Man’s fate was decided in winter, Deputy McCauley guessed, driving alone. He took a sip of 7-Eleven coffee he’d bought fifteen minutes before on highway 50, hot and tasteless. He was taking a Philosophy class at the junior college in Nevada City. The class had freed his imagination, giving him the confidence to plot an idea, for no other reason than because it came to him. The teacher had told the class of housewives, policeman, and shoe salesmen—all trying to better themselves—that every man was a philosopher.

It was winter that must have brought man to the high places, the deputy thought. It must have been a winter day when he ripped the skin from that first animal and wrapped its bloody, warm fur around his naked shoulders in the falling snow in some godforsaken forest. That day was our bright beginning, the first technology. Blood, fur, and guts would lead to all the rest of it—to this smartphone-wielding place. We, all of us, carry that day with us, stamped in the darkest part of our cerebellum—our wet computer chip. The dark code is written there, whether we like it or not. It is a very simple line of code: kill or be killed.

The deputy drove, one hand on the wheel, the radio turned low, its chatter a white noise, not unpleasant. He’d learned that truth long ago in Iraq—kill or be killed. He watched the dawn break with satisfaction, a dawn much different from the 710 dawns he’d seen over there. Those dust-red blood dawns were part of his past now, part of his personal diary, and he cherished them. The idea that he’d lived through all those nights—walks down the middle of hut-clad, IED-hiding, sudden-death roads—cheered him up now as it had every morning since he’d gotten back. Life was good. He had a wife he loved, two daughters and a son, a house he would never finish paying for! You had to be on the cusp of losing your life to remember that simple fact.

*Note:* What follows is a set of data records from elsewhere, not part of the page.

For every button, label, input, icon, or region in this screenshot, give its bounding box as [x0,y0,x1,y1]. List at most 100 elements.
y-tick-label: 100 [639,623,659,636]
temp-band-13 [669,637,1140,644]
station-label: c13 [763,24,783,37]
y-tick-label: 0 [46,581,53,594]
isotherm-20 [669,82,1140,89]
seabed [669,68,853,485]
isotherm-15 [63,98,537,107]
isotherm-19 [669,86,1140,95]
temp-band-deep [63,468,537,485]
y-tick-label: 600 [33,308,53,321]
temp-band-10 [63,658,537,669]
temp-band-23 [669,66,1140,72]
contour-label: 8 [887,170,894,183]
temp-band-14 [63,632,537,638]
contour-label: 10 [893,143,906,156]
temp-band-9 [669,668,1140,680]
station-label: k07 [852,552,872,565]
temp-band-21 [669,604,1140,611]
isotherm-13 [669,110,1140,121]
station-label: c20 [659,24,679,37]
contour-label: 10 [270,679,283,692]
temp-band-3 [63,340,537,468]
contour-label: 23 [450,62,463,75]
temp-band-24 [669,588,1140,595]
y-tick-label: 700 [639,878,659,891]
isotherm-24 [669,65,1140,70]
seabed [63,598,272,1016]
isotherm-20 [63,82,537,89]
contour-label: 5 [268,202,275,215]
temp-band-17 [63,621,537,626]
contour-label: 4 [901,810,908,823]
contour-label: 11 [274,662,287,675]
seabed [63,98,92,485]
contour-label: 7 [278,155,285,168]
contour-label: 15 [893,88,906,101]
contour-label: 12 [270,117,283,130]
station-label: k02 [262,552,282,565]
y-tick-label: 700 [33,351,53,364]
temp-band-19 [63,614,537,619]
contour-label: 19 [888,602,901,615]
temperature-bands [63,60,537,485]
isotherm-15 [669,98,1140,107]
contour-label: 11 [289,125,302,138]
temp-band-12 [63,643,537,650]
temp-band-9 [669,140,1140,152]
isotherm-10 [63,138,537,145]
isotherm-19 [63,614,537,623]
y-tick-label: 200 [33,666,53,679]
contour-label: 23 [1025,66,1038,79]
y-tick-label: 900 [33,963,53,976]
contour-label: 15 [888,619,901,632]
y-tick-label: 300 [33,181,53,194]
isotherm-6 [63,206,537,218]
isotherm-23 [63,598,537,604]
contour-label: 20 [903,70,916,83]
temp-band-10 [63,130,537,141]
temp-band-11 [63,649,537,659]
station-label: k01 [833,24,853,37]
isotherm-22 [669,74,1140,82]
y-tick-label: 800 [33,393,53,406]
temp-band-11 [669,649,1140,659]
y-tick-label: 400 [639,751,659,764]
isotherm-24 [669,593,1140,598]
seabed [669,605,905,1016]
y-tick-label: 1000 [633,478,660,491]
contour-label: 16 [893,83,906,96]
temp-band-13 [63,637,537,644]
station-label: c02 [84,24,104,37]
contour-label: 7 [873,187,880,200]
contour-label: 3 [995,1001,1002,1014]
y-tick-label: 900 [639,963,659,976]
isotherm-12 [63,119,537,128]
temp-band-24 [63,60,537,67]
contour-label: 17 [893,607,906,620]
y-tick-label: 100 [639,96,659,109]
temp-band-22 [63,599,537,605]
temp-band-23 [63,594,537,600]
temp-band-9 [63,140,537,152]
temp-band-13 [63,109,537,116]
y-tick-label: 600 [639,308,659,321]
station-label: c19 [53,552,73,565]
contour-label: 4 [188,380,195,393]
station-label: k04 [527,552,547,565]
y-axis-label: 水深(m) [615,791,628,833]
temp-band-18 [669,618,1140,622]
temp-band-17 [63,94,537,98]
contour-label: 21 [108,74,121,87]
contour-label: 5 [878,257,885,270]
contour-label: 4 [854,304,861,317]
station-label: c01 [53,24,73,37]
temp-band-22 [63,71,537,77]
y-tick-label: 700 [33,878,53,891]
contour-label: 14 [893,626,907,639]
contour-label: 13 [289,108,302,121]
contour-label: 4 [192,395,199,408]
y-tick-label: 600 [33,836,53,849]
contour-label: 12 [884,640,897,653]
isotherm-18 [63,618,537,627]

You had to see the face of the slaughtered to remember it forever: Life, no matter how terrible, was better than death.

“Damn, take one class and you turn into a fucking preacher,” T.C. said out loud.

T.C. saw Sheriff Quentin Collier’s familiar white Jeep Cherokee coming toward him on the otherwise empty road. McCauley slowed his patrol car down and flashed his headlights. The two cars, bristling with antennae, pulled alongside one another. The deputy rolled down his window. Dawn was breaking, changing everything by the second, exposing the snow-bound pine forest around them.

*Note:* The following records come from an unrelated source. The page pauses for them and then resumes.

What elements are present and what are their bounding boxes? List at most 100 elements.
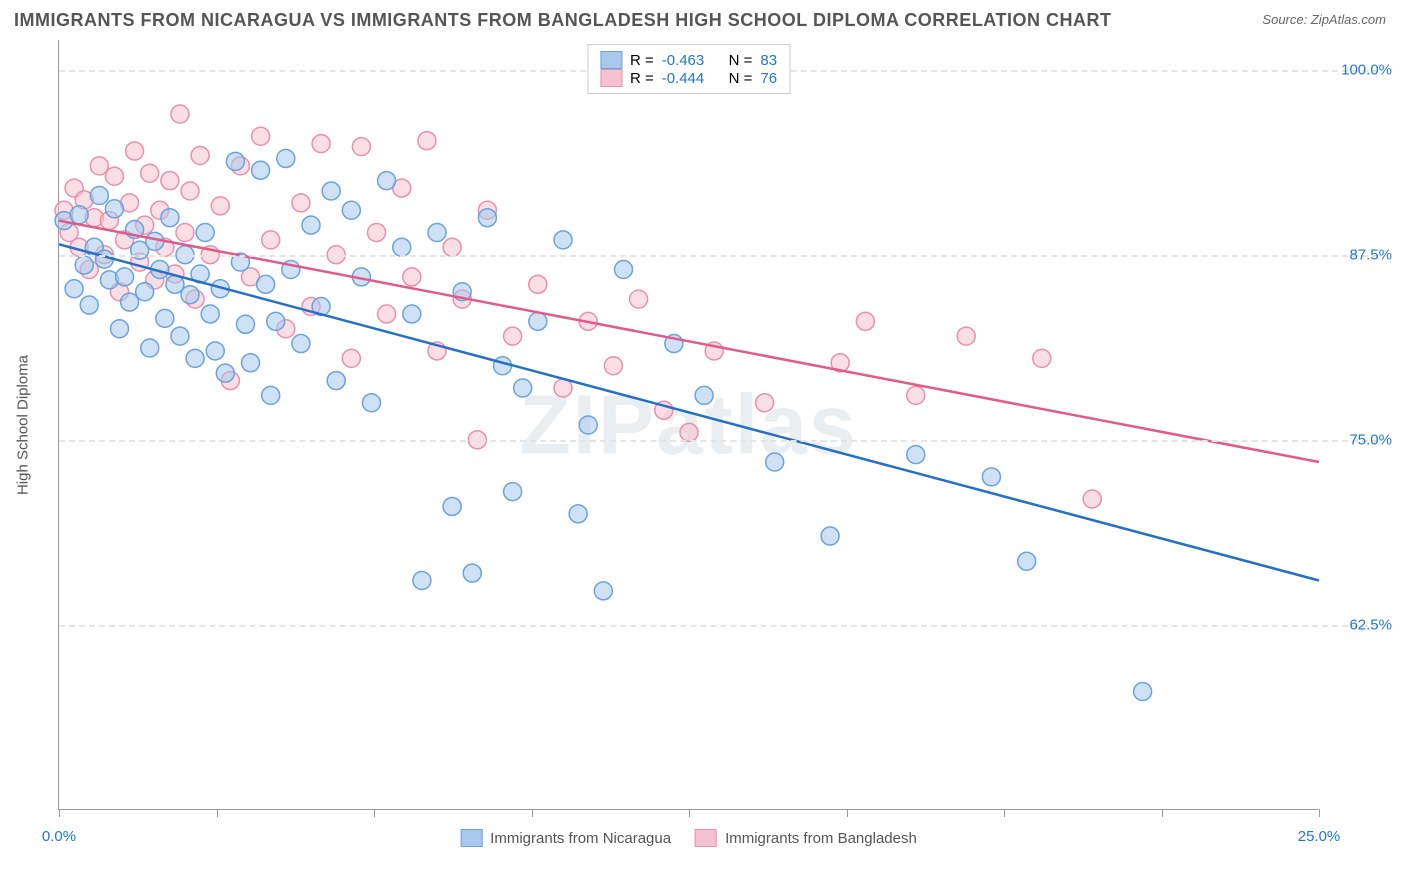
x-tick-label: 0.0%: [42, 828, 76, 845]
scatter-point: [443, 497, 461, 515]
scatter-point: [136, 283, 154, 301]
scatter-point: [504, 483, 522, 501]
scatter-point: [201, 305, 219, 323]
scatter-point: [342, 201, 360, 219]
scatter-point: [630, 290, 648, 308]
scatter-point: [70, 206, 88, 224]
scatter-point: [292, 194, 310, 212]
chart-title: IMMIGRANTS FROM NICARAGUA VS IMMIGRANTS …: [14, 10, 1111, 31]
x-tick: [847, 809, 848, 817]
scatter-point: [236, 315, 254, 333]
scatter-point: [252, 161, 270, 179]
scatter-point: [161, 172, 179, 190]
scatter-point: [393, 238, 411, 256]
scatter-point: [529, 312, 547, 330]
scatter-point: [352, 138, 370, 156]
scatter-point: [262, 386, 280, 404]
scatter-point: [478, 209, 496, 227]
scatter-point: [494, 357, 512, 375]
n-value-2: 76: [760, 70, 777, 87]
scatter-point: [171, 327, 189, 345]
scatter-point: [695, 386, 713, 404]
scatter-point: [342, 349, 360, 367]
source-value: ZipAtlas.com: [1311, 12, 1386, 27]
scatter-point: [156, 309, 174, 327]
scatter-point: [504, 327, 522, 345]
scatter-point: [186, 349, 204, 367]
x-tick: [217, 809, 218, 817]
scatter-point: [403, 305, 421, 323]
scatter-point: [614, 261, 632, 279]
scatter-point: [302, 216, 320, 234]
scatter-point: [413, 571, 431, 589]
scatter-point: [403, 268, 421, 286]
legend-stats-row-1: R = -0.463 N = 83: [600, 51, 777, 69]
y-tick-label: 75.0%: [1349, 431, 1392, 448]
grid-line: [59, 440, 1378, 442]
y-tick-label: 62.5%: [1349, 616, 1392, 633]
scatter-point: [216, 364, 234, 382]
scatter-point: [1033, 349, 1051, 367]
scatter-point: [90, 186, 108, 204]
legend-stats: R = -0.463 N = 83 R = -0.444 N = 76: [587, 44, 790, 94]
scatter-point: [267, 312, 285, 330]
scatter-point: [226, 152, 244, 170]
scatter-point: [105, 167, 123, 185]
chart-container: IMMIGRANTS FROM NICARAGUA VS IMMIGRANTS …: [0, 0, 1406, 892]
scatter-point: [322, 182, 340, 200]
scatter-point: [196, 224, 214, 242]
legend-series-swatch-1: [460, 829, 482, 847]
grid-line: [59, 625, 1378, 627]
scatter-point: [579, 416, 597, 434]
scatter-point: [292, 335, 310, 353]
n-value-1: 83: [760, 52, 777, 69]
x-tick: [689, 809, 690, 817]
scatter-point: [75, 256, 93, 274]
scatter-point: [126, 142, 144, 160]
scatter-point: [262, 231, 280, 249]
y-tick-label: 100.0%: [1341, 61, 1392, 78]
scatter-point: [1018, 552, 1036, 570]
scatter-point: [141, 164, 159, 182]
scatter-point: [368, 224, 386, 242]
scatter-point: [378, 172, 396, 190]
scatter-point: [171, 105, 189, 123]
x-tick-label: 25.0%: [1298, 828, 1341, 845]
legend-swatch-1: [600, 51, 622, 69]
scatter-point: [554, 231, 572, 249]
x-tick: [1004, 809, 1005, 817]
legend-series-item-2: Immigrants from Bangladesh: [695, 829, 917, 847]
scatter-point: [1083, 490, 1101, 508]
x-tick: [1162, 809, 1163, 817]
scatter-point: [277, 149, 295, 167]
scatter-point: [110, 320, 128, 338]
x-tick: [59, 809, 60, 817]
scatter-point: [766, 453, 784, 471]
scatter-point: [181, 182, 199, 200]
scatter-point: [463, 564, 481, 582]
scatter-point: [443, 238, 461, 256]
source-attribution: Source: ZipAtlas.com: [1262, 12, 1386, 27]
scatter-point: [957, 327, 975, 345]
scatter-point: [257, 275, 275, 293]
x-tick: [1319, 809, 1320, 817]
scatter-point: [80, 296, 98, 314]
legend-series-label-1: Immigrants from Nicaragua: [490, 830, 671, 847]
scatter-point: [327, 372, 345, 390]
grid-line: [59, 255, 1378, 257]
plot-svg: [59, 40, 1318, 809]
legend-series-label-2: Immigrants from Bangladesh: [725, 830, 917, 847]
scatter-point: [176, 224, 194, 242]
legend-series: Immigrants from Nicaragua Immigrants fro…: [460, 829, 917, 847]
y-tick-label: 87.5%: [1349, 246, 1392, 263]
scatter-point: [821, 527, 839, 545]
n-label-2: N =: [729, 70, 753, 87]
scatter-point: [362, 394, 380, 412]
r-value-1: -0.463: [662, 52, 705, 69]
scatter-point: [756, 394, 774, 412]
scatter-point: [191, 147, 209, 165]
scatter-point: [242, 354, 260, 372]
n-label-1: N =: [729, 52, 753, 69]
r-value-2: -0.444: [662, 70, 705, 87]
scatter-point: [569, 505, 587, 523]
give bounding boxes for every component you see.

“Quentin,” McCauley said. “You’re out early.” A white breath-vapor shot out of the deputy’s mouth from the cold as if he were some kind of engine. T.C. had a calm but tough countenance, reassuring in a lawman. His war experience showed in his eyes; their hooded quality seemed to reflect the savagery he’d witnessed and been forced to inflict on others. McCauley was only 27, but strangers he encountered on the job thought he was much older.